Interpretation and Conclusions
The study disentangles two factors often conflated in aging research: food intake and adiposity.
Reduced food intake is the primary factor in extending lifespan and slowing collagen aging, not the reduction of body fat.
Genetically obese mice restricted in food intake live longer than normal mice allowed to eat freely, despite retaining high body fat levels.
Aging appears to involve multiple independent processes (collagen aging, immune decline, renal function), each affected differently by genetic obesity and food restriction.
The study also highlights that immune function decline is not necessarily mitigated by food restriction in obese mice, suggesting complexities in how different physiological systems age.
Findings challenge the assumption that less fat is always beneficial, offering a potential explanation for human studies showing moderate obesity correlates with lower mortality.
The results support the idea that reducing food consumption can be beneficial even in individuals with high adiposity, with implications for aging and metabolic disease research.
Implications for Human Aging and Obesity
The study cautions against equating adiposity directly with aging rate or mortality risk without considering food intake.
It suggests that caloric restriction may improve longevity even when body fat remains high, which may help reconcile conflicting human epidemiological data.
The authors note that micronutrient supplementation along with food restriction could further optimize longevity outcomes, based on related studies.
Core Concepts
Food Restriction (Caloric Restriction): Limiting food intake without malnutrition.
Adiposity: The proportion of body weight composed of fat.
ob/ob Mice: Genetically obese mice with a mutation causing defective leptin production, leading to obesity.
Longevity: Length of lifespan.
Collagen Aging: Changes in collagen denaturation time indicating tissue aging.
Immune Senescence: Decline in immune function with age.
Renal Function: Kidney’s ability to concentrate urine, an indicator of aging-related physiological decline.
References to Experimental Methods
Collagen aging measured by denaturation times of tail tendon collagen in urea.
Urine osmolality measured by vapor pressure osmometer after dehydration.
Immune function assessed by PHA-induced splenic lymphocyte proliferation in vitro and plaque-forming cell responses to SRBC in vivo.
Body fat measured chemically via solvent extraction of dehydrated tissue samples.

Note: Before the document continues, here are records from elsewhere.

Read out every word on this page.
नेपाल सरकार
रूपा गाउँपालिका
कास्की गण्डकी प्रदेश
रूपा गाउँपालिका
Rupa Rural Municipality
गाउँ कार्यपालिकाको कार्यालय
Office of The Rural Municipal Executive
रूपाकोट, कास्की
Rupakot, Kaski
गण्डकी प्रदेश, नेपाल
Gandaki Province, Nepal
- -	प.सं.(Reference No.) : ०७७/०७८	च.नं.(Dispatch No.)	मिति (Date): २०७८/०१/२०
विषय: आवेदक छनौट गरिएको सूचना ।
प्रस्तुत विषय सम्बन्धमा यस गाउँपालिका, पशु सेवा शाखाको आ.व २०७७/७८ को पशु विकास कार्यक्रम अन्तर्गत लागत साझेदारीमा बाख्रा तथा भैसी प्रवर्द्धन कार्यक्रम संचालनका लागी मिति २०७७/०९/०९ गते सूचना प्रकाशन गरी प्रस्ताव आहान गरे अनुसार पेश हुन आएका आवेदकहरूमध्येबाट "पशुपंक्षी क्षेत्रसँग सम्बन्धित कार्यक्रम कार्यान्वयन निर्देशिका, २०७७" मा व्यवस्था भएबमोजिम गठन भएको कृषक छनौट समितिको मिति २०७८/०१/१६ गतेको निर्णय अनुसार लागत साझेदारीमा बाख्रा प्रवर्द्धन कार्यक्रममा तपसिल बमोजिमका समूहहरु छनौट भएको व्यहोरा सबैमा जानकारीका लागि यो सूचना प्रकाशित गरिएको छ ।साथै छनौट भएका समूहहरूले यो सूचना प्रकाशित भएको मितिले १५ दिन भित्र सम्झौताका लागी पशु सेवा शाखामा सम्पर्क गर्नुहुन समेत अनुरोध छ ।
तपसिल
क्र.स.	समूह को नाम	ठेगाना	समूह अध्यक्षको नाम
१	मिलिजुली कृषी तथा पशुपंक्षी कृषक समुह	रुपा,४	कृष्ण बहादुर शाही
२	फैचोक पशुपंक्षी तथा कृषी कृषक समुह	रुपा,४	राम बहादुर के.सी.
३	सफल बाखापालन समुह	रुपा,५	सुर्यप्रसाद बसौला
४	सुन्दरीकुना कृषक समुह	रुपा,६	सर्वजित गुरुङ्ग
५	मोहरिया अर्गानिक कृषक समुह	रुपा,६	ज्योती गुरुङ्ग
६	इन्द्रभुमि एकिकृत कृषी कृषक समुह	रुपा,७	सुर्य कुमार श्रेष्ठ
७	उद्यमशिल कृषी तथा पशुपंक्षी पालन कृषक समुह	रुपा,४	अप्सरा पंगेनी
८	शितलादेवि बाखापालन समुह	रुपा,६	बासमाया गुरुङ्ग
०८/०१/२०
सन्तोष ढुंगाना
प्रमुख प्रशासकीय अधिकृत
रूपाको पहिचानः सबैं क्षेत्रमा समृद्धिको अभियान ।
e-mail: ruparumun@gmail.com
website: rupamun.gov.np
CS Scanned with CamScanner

Summary Table of Aging Markers by Group
Marker Fed ob/ob Fed +/+ Restricted ob/ob Restricted +/+ Interpretation
Body Fat (%) ~66 22 ~48 13 Ob/ob mice retain high fat even restricted
Mean Lifespan (days) 755 971 823 810 Food restriction increases lifespan in ob/ob mice
Max Lifespan (days) 893 954 1307 1287 Max lifespan improved by restriction
Collagen Aging Rate Fast (accelerated) Normal Slow (retarded) Slow (retarded) Related to food intake, not adiposity
Urine Concentrating Ability High, no decline with age Declines with age Declines slowly Declines slowly Obesity does not impair this function
Immune Response Severely reduced (~10%) Moderately reduced Severely reduced (~10%) Slightly improved Immune aging not improved by restriction in obese mice
Key Insights
Longevity extension by food restriction is independent of adiposity levels.

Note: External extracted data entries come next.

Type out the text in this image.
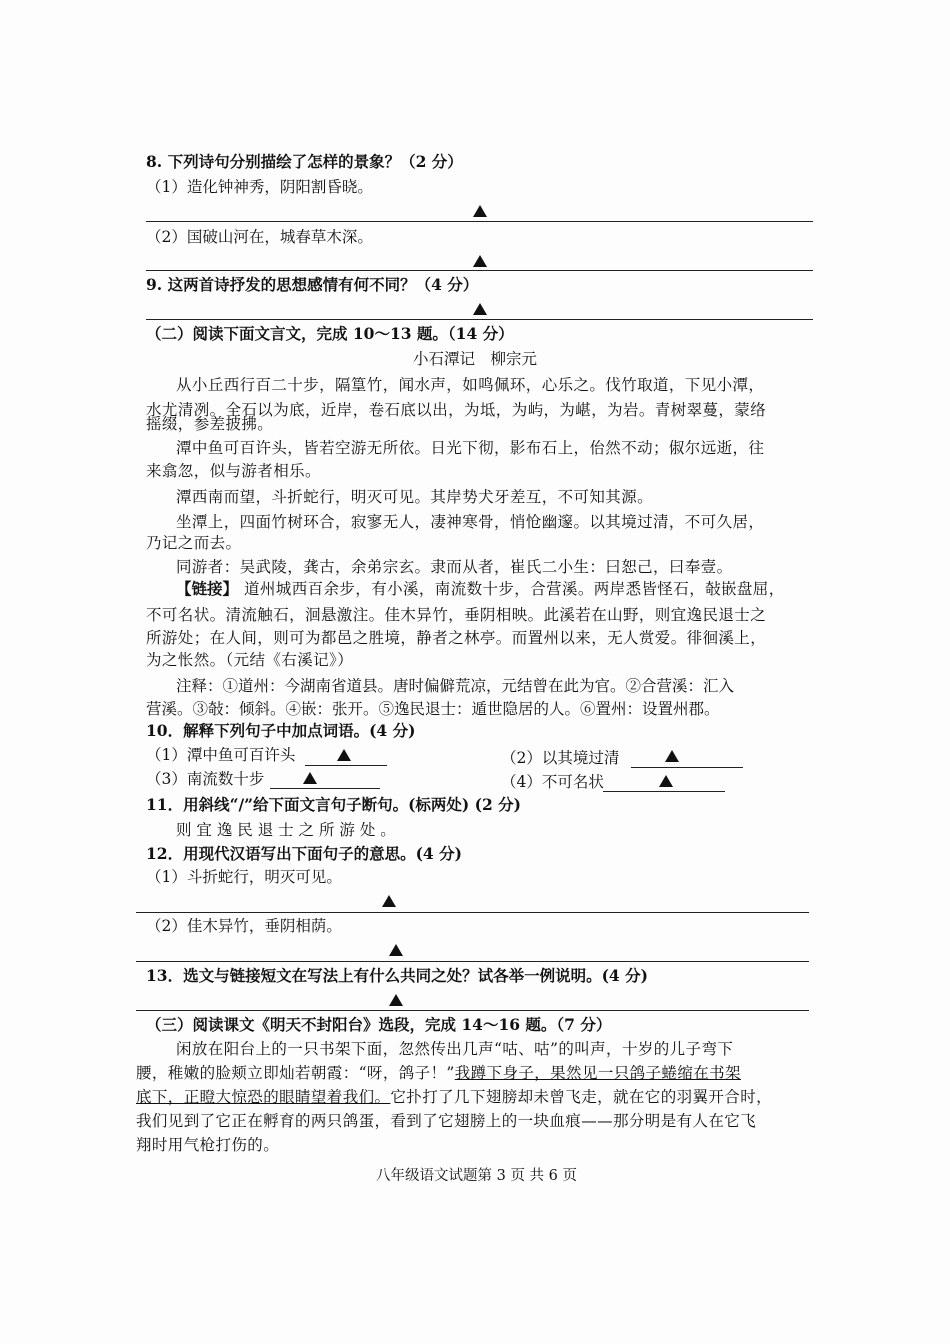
8. 下列诗句分别描绘了怎样的景象？（2 分）
（1）造化钟神秀，阴阳割昏晓。
（2）国破山河在，城春草木深。
9. 这两首诗抒发的思想感情有何不同？（4 分）
（二）阅读下面文言文，完成 10～13 题。（14 分）
小石潭记　柳宗元
从小丘西行百二十步，隔篁竹，闻水声，如鸣佩环，心乐之。伐竹取道，下见小潭，
水尤清冽。全石以为底，近岸，卷石底以出，为坻，为屿，为嵁，为岩。青树翠蔓，蒙络
摇缀，参差披拂。
潭中鱼可百许头，皆若空游无所依。日光下彻，影布石上，佁然不动；俶尔远逝，往
来翕忽，似与游者相乐。
潭西南而望，斗折蛇行，明灭可见。其岸势犬牙差互，不可知其源。
坐潭上，四面竹树环合，寂寥无人，凄神寒骨，悄怆幽邃。以其境过清，不可久居，
乃记之而去。
同游者：吴武陵，龚古，余弟宗玄。隶而从者，崔氏二小生：曰恕己，曰奉壹。
【链接】 道州城西百余步，有小溪，南流数十步，合营溪。两岸悉皆怪石，敧嵌盘屈，
不可名状。清流触石，洄悬激注。佳木异竹，垂阴相映。此溪若在山野，则宜逸民退士之
所游处；在人间，则可为都邑之胜境，静者之林亭。而置州以来，无人赏爱。徘徊溪上，
为之怅然。（元结《右溪记》）
注释：①道州：今湖南省道县。唐时偏僻荒凉，元结曾在此为官。②合营溪：汇入
营溪。③敧：倾斜。④嵌：张开。⑤逸民退士：遁世隐居的人。⑥置州：设置州郡。
10．解释下列句子中加点词语。(4 分)
（1）潭中鱼可百许头	（2）以其境过清
（3）南流数十步	（4）不可名状
11．用斜线“/”给下面文言句子断句。(标两处) (2 分)
则 宜 逸 民 退 士 之 所 游 处 。
12．用现代汉语写出下面句子的意思。(4 分)
（1）斗折蛇行，明灭可见。
（2）佳木异竹，垂阴相荫。
13．选文与链接短文在写法上有什么共同之处？试各举一例说明。(4 分)
（三）阅读课文《明天不封阳台》选段，完成 14～16 题。（7 分）
闲放在阳台上的一只书架下面，忽然传出几声“咕、咕”的叫声，十岁的儿子弯下
腰，稚嫩的脸颊立即灿若朝霞：“呀，鸽子！”我蹲下身子，果然见一只鸽子蜷缩在书架
底下，正瞪大惊恐的眼睛望着我们。它扑打了几下翅膀却未曾飞走，就在它的羽翼开合时，
我们见到了它正在孵育的两只鸽蛋，看到了它翅膀上的一块血痕——那分明是有人在它飞
翔时用气枪打伤的。
八年级语文试题第 3 页 共 6 页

Collagen aging is directly related to food consumption, not fat content.
Obesity does not necessarily impair certain renal functions during aging.
Immune function decline with age is exacerbated by obesity but is not rescued by food restriction in obese mice.
Aging is a multifactorial process with independent physiological components.
Final Remarks
This comprehensive study provides compelling evidence that lifespan extension by food restriction is primarily driven by the reduction in caloric intake rather than by decreased fat mass. It highlights the complexity of aging, showing that different physiological systems age at different rates and respond differently to genetic and environmental factors. The findings have significant implications for understanding obesity, aging, and dietary interventions in mammals, including humans.